El aroma de las judías mungo me deja sin palabras; solo puedo decir que ese sabor intenso y a nuez me resulta adictivo. De todos los aromas que desprenden las manos de mi madre, el que más me gusta es el de las judías mungo en el arroz pegajoso y el banh chung (pasteles de arroz vietnamitas). Mi madre solo prepara banh chung durante el Tet (Año Nuevo vietnamita), pero hace arroz pegajoso cinco veces al año: para los aniversarios de mis antepasados, mis abuelos y mi padre. Dice que el mejor arroz para el arroz pegajoso es el arroz glutinoso con flores doradas. Para darle al arroz pegajoso su rico sabor cremoso y su color dorado, usa grasa de pollo. En cuanto al arroz pegajoso, prefiere cocinarlo en una estufa de gas. Explica: "Una llama constante asegura que el arroz se cocine de manera uniforme. No nos sentimos seguros cocinándolo sobre un fuego de leña parpadeante".

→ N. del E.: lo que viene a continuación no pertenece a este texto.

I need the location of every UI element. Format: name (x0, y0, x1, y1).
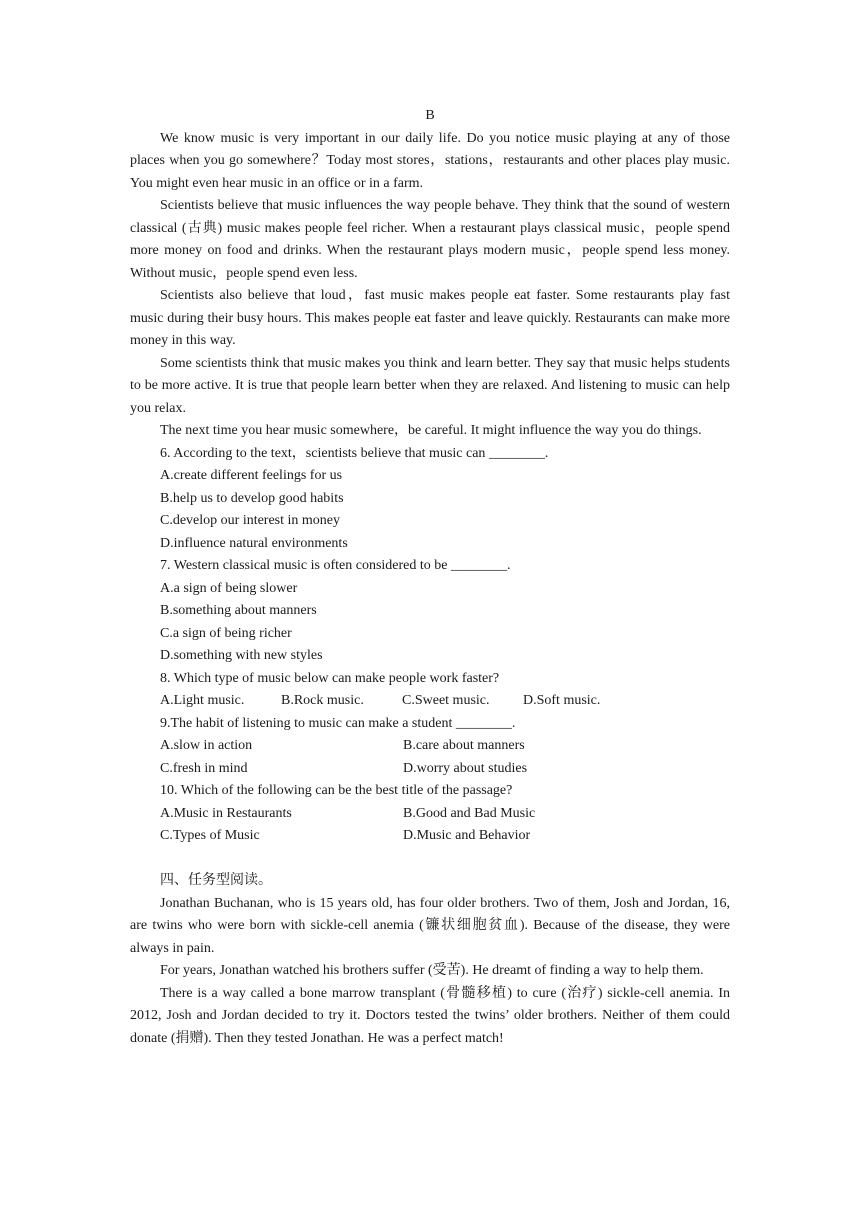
question-9-option-a: A.slow in action (160, 738, 253, 753)
question-10-options-row-2 (130, 825, 730, 848)
task-paragraph-3: There is a way called a bone marrow transplant (骨髓移植) to cure (治疗) sickle-cell anemia. In 2012, Josh and Jordan decided to try it. Doctors tested the twins’ older brothers. Neither of them could donate (捐赠). Then they tested Jonathan. He was a perfect match! (130, 985, 730, 1046)
question-9-stem: 9.The habit of listening to music can make a student ________. (160, 715, 516, 731)
question-8-options (130, 690, 730, 713)
question-7-option-d: D.something with new styles (160, 648, 323, 663)
question-10-stem: 10. Which of the following can be the best title of the passage? (160, 783, 513, 798)
question-7-option-a: A.a sign of being slower (160, 580, 298, 596)
question-6-option-a: A.create different feelings for us (160, 468, 343, 483)
question-8-option-d: D.Soft music. (523, 693, 601, 708)
question-10-option-c: C.Types of Music (160, 828, 260, 843)
question-10-option-a: A.Music in Restaurants (160, 805, 292, 821)
section-b-label: B (425, 108, 435, 123)
question-7-option-b: B.something about manners (160, 603, 317, 618)
question-9-option-b: B.care about manners (403, 738, 525, 753)
question-6-option-d: D.influence natural environments (160, 535, 348, 551)
task-paragraph-2: For years, Jonathan watched his brothers suffer (受苦). He dreamt of finding a way to help them. (160, 963, 704, 978)
question-7-option-c: C.a sign of being richer (160, 625, 292, 641)
passage-paragraph-3: Scientists also believe that loud，fast music makes people eat faster. Some restaurants play fast music during their busy hours. This makes people eat faster and leave quickly. Restaurants can make more money in this way. (130, 288, 730, 348)
question-8-option-b: B.Rock music. (281, 693, 364, 708)
question-9-options-row-2 (130, 758, 730, 781)
question-6-option-b: B.help us to develop good habits (160, 490, 344, 506)
question-10-option-d: D.Music and Behavior (403, 828, 531, 843)
question-9-option-d: D.worry about studies (403, 760, 528, 776)
passage-paragraph-2: Scientists believe that music influences the way people behave. They think that the sound of western classical (古典) music makes people feel richer. When a restaurant plays classical music，people spend more money on food and drinks. When the restaurant plays modern music，people spend less money. Without music，people spend even less. (130, 198, 730, 281)
document-page (130, 105, 730, 1050)
passage-paragraph-5: The next time you hear music somewhere，be careful. It might influence the way you do things. (160, 423, 702, 438)
question-9-options-row-1 (130, 735, 730, 758)
section-spacer (130, 848, 730, 871)
passage-paragraph-1: We know music is very important in our daily life. Do you notice music playing at any of those places when you go somewhere？Today most stores，stations，restaurants and other places play music. You might even hear music in an office or in a farm. (130, 130, 730, 191)
section-4-heading: 四、任务型阅读。 (160, 873, 272, 888)
question-8-stem: 8. Which type of music below can make people work faster? (160, 670, 500, 686)
task-paragraph-1: Jonathan Buchanan, who is 15 years old, has four older brothers. Two of them, Josh and Jordan, 16, are twins who were born with sickle-cell anemia (镰状细胞贫血). Because of the disease, they were always in pain. (130, 895, 730, 956)
question-6-option-c: C.develop our interest in money (160, 513, 341, 528)
question-10-options-row-1 (130, 803, 730, 826)
question-8-option-a: A.Light music. (160, 693, 245, 708)
question-7-stem: 7. Western classical music is often considered to be ________. (160, 558, 511, 573)
question-10-option-b: B.Good and Bad Music (403, 805, 536, 821)
question-8-option-c: C.Sweet music. (402, 693, 490, 708)
question-6-stem: 6. According to the text，scientists believe that music can ________. (160, 445, 549, 461)
passage-paragraph-4: Some scientists think that music makes you think and learn better. They say that music helps students to be more active. It is true that people learn better when they are relaxed. And listening to music can help you relax. (130, 355, 730, 416)
question-9-option-c: C.fresh in mind (160, 760, 248, 776)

Una amiga aficionada a la cocina me confesó que puede identificar los ingredientes de casi cualquier plato que se sirva en un restaurante, incluso de aquellos que nunca ha probado. Gracias a este talento, ha aprendido en secreto muchas recetas deliciosas de los países que ha visitado. Le pregunté a mi madre quién le había enseñado a preparar arroz pegajoso con frijoles mungo, y me respondió: «Nadie me enseñó; simplemente lo descubrí». Pensé que, tal vez, las habilidades culinarias de mi madre provengan de su capacidad para identificar ingredientes.
Cuando mi padre estaba sano, solía decirle a mi madre: «Quienes disfrutan de la buena comida saben cocinar bien». Recordé cada palabra que decía y, con el tiempo, se convirtió en una colección de dichos sabios. Cuando tengo que cocinar, uso el truco de adivinar los ingredientes y practico preparando algunos platos: sopa agria, fideos salteados, salmón con salsa de naranja… De vez en cuando, mi sobrina me escribe: «Tía, por favor, prepara salmón con salsa de naranja otra vez». ¡Vaya! Adiviné los ingredientes de este plato y aun así me lo pidieron, demostrando que, después de todo, no cocino tan mal.

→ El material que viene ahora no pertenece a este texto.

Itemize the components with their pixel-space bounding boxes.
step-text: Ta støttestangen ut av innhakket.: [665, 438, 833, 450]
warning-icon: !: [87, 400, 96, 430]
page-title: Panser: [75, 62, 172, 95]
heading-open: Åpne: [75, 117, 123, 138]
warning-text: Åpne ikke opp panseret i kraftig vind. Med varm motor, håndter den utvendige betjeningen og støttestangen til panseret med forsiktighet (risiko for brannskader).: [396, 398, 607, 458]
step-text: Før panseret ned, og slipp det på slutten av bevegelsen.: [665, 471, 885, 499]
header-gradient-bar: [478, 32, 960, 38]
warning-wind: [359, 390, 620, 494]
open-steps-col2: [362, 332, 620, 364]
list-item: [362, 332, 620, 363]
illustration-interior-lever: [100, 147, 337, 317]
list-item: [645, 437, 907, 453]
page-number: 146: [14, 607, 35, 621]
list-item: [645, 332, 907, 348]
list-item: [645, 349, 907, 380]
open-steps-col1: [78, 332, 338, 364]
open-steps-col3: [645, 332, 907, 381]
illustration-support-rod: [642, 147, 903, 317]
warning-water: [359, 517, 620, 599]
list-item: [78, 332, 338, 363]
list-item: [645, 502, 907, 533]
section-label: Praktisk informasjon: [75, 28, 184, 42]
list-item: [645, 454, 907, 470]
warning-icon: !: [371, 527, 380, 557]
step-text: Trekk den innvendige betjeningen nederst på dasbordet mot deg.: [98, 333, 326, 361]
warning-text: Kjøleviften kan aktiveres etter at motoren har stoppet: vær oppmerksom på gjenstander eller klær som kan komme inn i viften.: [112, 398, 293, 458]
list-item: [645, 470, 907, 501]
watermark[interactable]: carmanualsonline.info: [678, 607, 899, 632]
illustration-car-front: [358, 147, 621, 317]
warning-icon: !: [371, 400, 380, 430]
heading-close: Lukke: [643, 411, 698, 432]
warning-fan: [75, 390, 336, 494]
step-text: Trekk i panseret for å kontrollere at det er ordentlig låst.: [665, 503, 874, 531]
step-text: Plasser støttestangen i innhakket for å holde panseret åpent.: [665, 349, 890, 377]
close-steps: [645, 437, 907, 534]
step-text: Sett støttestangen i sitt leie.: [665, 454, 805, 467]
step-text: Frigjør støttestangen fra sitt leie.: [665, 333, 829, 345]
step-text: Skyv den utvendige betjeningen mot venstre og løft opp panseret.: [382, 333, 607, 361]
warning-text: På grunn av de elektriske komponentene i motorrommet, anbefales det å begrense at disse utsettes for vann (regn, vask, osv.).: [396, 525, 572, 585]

Algunos dicen: "Si te gusta la tarta de manzana, te transportarás a los sencillos cafés de Viena. Un bocado de una tarta portuguesa te hará querer pasear por las vibrantes calles de Lisboa. O cada vez que saborees pescado con patatas fritas, recordarás las entrañables vacaciones familiares junto al mar".

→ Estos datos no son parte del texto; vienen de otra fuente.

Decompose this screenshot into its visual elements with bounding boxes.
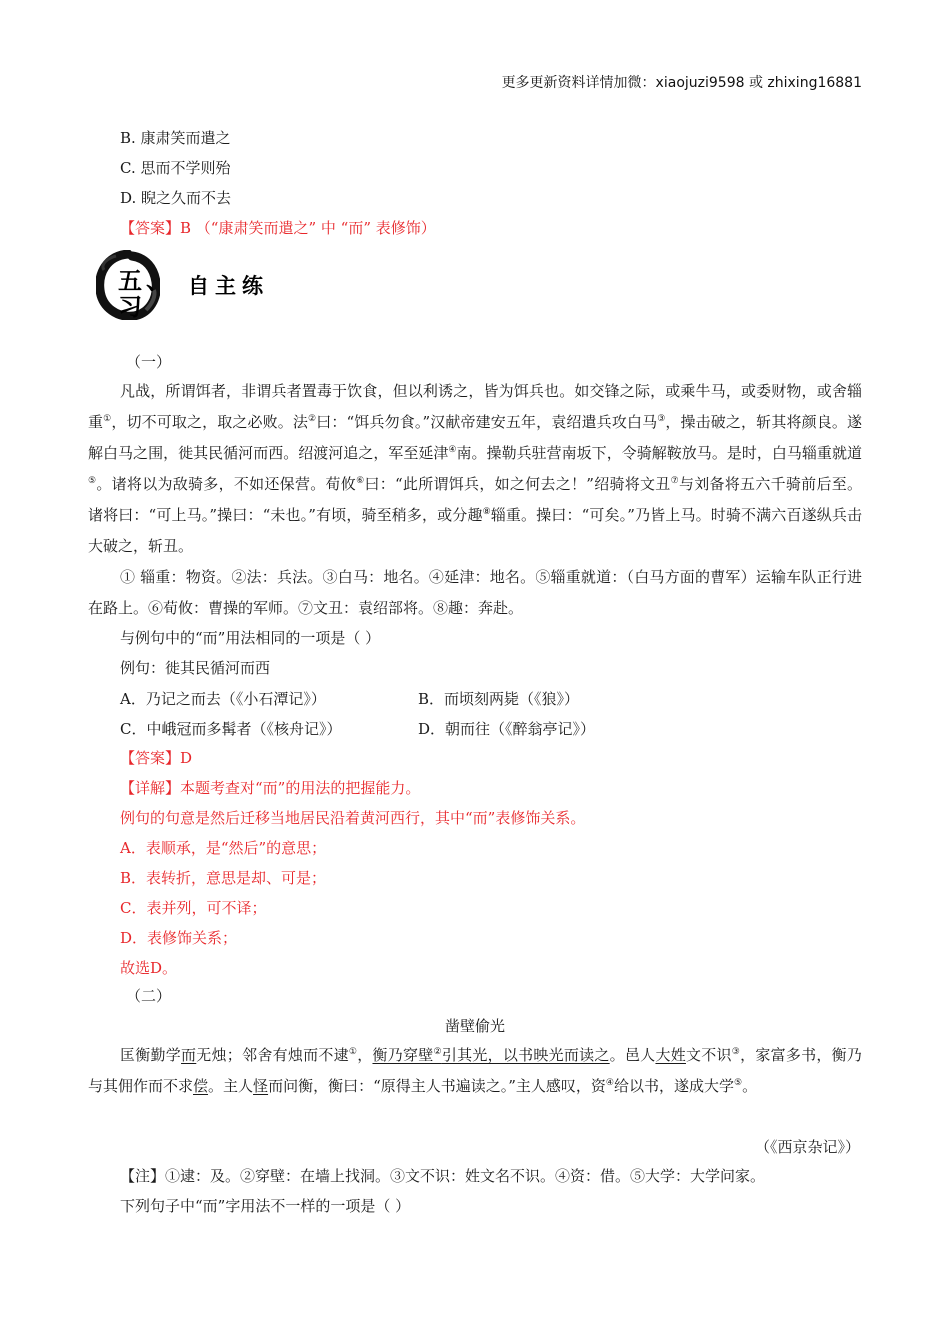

Todos hemos vivido ese momento: con solo probar un bocado de un plato, nos transportamos instantáneamente a otro mundo . La comida no se trata solo de la receta, de saborearla como lo hace mi madre cada día; también se trata de la poderosa conexión entre la comida y la memoria. Por eso no es de extrañar que un simple tazón de arroz pegajoso pueda transportarme de vuelta a casa, junto a mi madre, para sentarme a su lado y recordar con ella los viejos tiempos.